La fête de l'Assomption approchait ; les préparatifs de la procession mettaient en mouvement les gens de Bazerque. La libéralité de M. de Favaron, promulguée au prône par l'abbé Resongle, avait piqué au vif l'amour-propre paroissial. Il fallait faire grand, il fallait faire neuf.

On s'y évertuait.

Chez les frères Maristes, instituteurs libres, aussi bien qu'à la maison des sœurs de la Sainte-Famille, éducatrices communales des filles, on s'ingéniait à des surprises. On ne se contentait pas, cette année, de découper des bannières bleues, des oriflammes roses, forêt de papier qu'on voit, d'habitude, se balancer aux mains des enfants, en tête du cortège. Plus compliqués, objet de combinaisons savantes, des pavillons, des dômes se machinaient, destinés à abriter sous leurs arcs de verdure artificielle une série d'emblèmes, d'attributs pieux : une Couronne d'Epines, une Sainte Bible.

On parlait même d'un Agneau Pascal sensationnel, d'un véritable agneau, empaillé toutefois, qui devait figurer porté sur un brancard, dans un décor de prairie.

M. Sudre, pharmacien, esprit libre, mais passionné pour la taxidermie, avait consenti à préparer lui-même le sujet fourni gratuitement par le boucher Estup.

Mais les sœurs de la Sainte-Famille avaient trouvé mieux encore. Elles complotaient une représentation des litanies de la Sainte Vierge. La Rose Mystique, la Tour d'Ivoire, l'Arche d'Alliance défileraient, donnant une forme sensible aux invocations des fidèles.

Le Miroir de Justice était une glace ancienne prêtée par Mme Mériel, et la Tour d'Ivoire, une tour Eiffel en carton-pâte, souvenir de l'Exposition, rapporté de Paris par un serrurier enthousiaste.

Ainsi tout Bazerque travaillait à la gloire de Marie. L'abbé Resongle partageait son temps entre les ateliers où s'élaboraient ces merveilles ; il y mettait la main à l'occasion ; il donnait une idée, rectifiait le dessin d'un dôme, la découpure d'une oriflamme. Chez les sœurs, il inventait à la pointe des ciseaux un modèle de calice en papier d'argent ; chez les Maristes, les manches retroussées, il aidait les peintres, brossait les décors comme un manœuvre. Après quoi, fatigué, il chavirait son chapeau, épongeait son front, encourageait les artistes d'une prise de tabac. Le brave homme en arrivait à oublier la pêche à la ligne, à négliger les petits pois du presbytère.

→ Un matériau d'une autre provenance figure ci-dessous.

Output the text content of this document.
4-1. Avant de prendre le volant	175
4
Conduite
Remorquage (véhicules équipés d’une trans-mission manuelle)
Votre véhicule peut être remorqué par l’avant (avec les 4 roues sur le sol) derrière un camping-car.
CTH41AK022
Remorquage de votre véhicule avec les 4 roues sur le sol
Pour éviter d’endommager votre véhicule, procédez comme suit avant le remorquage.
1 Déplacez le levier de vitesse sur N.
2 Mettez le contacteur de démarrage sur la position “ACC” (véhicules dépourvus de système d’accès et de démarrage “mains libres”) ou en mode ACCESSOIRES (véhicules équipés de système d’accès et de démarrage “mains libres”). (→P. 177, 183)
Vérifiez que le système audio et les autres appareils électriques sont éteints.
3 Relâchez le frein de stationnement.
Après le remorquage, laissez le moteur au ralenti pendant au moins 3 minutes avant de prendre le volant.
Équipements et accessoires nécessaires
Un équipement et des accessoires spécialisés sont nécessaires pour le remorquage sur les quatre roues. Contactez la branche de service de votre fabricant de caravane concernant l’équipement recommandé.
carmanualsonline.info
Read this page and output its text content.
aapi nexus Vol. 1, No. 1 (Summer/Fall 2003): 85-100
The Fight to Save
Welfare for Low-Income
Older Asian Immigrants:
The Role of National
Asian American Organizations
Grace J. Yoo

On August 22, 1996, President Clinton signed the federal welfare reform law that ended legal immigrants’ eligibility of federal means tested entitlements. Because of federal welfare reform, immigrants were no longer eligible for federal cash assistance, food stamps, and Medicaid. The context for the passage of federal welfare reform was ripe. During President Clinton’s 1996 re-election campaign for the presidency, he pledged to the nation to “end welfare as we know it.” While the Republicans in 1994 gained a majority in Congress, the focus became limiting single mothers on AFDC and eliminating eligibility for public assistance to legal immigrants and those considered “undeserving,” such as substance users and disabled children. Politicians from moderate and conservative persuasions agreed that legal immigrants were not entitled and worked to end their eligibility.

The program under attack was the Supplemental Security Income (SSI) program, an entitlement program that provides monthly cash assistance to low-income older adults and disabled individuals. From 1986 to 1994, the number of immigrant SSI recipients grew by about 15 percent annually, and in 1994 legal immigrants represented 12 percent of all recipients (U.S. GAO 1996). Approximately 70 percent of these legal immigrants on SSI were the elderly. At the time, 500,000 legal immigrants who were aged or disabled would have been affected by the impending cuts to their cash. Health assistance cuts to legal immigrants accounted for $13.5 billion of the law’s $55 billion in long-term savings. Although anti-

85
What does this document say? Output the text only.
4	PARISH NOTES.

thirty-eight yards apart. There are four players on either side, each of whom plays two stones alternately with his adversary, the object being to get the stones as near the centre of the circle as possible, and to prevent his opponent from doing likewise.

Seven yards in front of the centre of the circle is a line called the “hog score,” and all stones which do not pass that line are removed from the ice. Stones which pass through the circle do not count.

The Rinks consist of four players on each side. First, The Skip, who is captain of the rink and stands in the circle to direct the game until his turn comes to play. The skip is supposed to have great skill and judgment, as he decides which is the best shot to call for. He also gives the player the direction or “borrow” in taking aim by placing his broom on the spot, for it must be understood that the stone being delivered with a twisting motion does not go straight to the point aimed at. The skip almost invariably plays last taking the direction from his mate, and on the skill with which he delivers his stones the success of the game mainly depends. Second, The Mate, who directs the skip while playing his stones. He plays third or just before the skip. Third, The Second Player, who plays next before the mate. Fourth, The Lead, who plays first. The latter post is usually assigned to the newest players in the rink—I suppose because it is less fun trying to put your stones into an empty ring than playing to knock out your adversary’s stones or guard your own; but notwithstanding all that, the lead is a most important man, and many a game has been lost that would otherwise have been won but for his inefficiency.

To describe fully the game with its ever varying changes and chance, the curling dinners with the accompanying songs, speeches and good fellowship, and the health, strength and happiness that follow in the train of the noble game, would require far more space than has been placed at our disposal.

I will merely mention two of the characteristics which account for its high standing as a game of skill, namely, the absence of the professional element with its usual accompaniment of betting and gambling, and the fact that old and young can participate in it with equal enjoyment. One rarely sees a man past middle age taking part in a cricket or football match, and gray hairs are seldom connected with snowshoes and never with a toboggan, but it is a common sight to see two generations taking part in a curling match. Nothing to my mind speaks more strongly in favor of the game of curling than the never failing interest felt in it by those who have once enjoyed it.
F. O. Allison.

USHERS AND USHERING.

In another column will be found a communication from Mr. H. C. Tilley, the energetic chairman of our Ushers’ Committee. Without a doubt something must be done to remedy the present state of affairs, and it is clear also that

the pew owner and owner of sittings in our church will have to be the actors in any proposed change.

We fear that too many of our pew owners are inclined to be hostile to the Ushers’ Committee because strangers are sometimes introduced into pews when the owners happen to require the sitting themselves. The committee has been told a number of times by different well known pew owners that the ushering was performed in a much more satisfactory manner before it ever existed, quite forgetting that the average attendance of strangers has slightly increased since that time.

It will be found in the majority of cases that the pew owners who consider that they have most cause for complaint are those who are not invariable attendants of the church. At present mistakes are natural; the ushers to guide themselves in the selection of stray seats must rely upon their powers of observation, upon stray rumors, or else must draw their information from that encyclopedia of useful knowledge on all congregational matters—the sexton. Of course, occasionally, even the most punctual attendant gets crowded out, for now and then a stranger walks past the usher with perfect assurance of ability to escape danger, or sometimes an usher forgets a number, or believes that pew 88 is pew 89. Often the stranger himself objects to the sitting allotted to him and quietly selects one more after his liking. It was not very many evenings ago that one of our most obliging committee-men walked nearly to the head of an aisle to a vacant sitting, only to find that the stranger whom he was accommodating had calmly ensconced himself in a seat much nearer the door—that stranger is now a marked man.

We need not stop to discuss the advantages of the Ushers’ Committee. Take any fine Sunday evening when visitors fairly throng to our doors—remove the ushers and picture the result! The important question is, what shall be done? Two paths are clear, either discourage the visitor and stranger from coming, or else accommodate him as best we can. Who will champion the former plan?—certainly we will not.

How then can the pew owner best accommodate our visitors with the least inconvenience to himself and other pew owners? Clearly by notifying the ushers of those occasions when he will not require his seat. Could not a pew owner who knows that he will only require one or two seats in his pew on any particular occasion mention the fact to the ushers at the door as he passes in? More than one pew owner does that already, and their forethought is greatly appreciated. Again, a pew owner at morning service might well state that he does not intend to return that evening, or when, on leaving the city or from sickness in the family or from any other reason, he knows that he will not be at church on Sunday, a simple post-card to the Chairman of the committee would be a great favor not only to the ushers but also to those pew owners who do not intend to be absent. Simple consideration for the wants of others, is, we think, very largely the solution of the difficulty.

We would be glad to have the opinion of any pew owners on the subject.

Le soir, chez les Mériel, il racontait les progrès de l'œuvre, les miracles de la journée.

— Vous en faites trop, Monsieur le Curé ; si vous continuez, vous tomberez malade avant la fin! lui disait Mme Mériel en le réconfortant d'un petit verre de bénédictine. Mais le curé protestait. La joie de réussir lui enlevait la fatigue. Il lui semblait être à ses débuts dans le sacerdoce, quand, nouveau vicaire à Saint-Jérôme de Toulouse, il organisait la procession de la Fête-Dieu : vingt pavillons, quatorze bannières, plus de cinquante congréganistes en robe blanche…

— Hélas! soupirait-il, nous ne pouvons pas égaler ces magnificences ; mais, dans la mesure de nos forces, nous aurons travaillé au bon renom de la paroisse et au triomphe de notre sainte religion! Et se tournant vers le bel Adrien de Favaron, qui venait maintenant tous les soirs, de Villefranche, faire sa cour à Mlle Mériel : C'est Dieu qui vous a inspiré, mon jeune ami, l'apostrophait-il. Nous nous endormions ici dans une coupable indifférence ; grâce à vous, à votre générosité, la paroisse a retrouvé son élan. Tout le monde a voulu suivre votre exemple. Tenez, aujourd'hui encore, la congrégation des enfants de Marie a décidé de renouveler les rubans de moire bleue qui servent d'insigne à ses membres. Ces pauvres petites ne sont pas riches ; elles prendront sur le budget de leur coquetterie pour subvenir à la dépense : double profit pour le bon Dieu… Enfin ; mais ceci sous toutes réserves, mon cher ami, ajoutait l'abbé Resongle d'un air de mystère, enfin j'ai tout lieu d'espérer que les orphéonistes de Bazièges nous prêteront leur concours. Vous savez qu'ils ont eu le premier accessit de lecture à Carcassonne. Ils rehausseront la cérémonie…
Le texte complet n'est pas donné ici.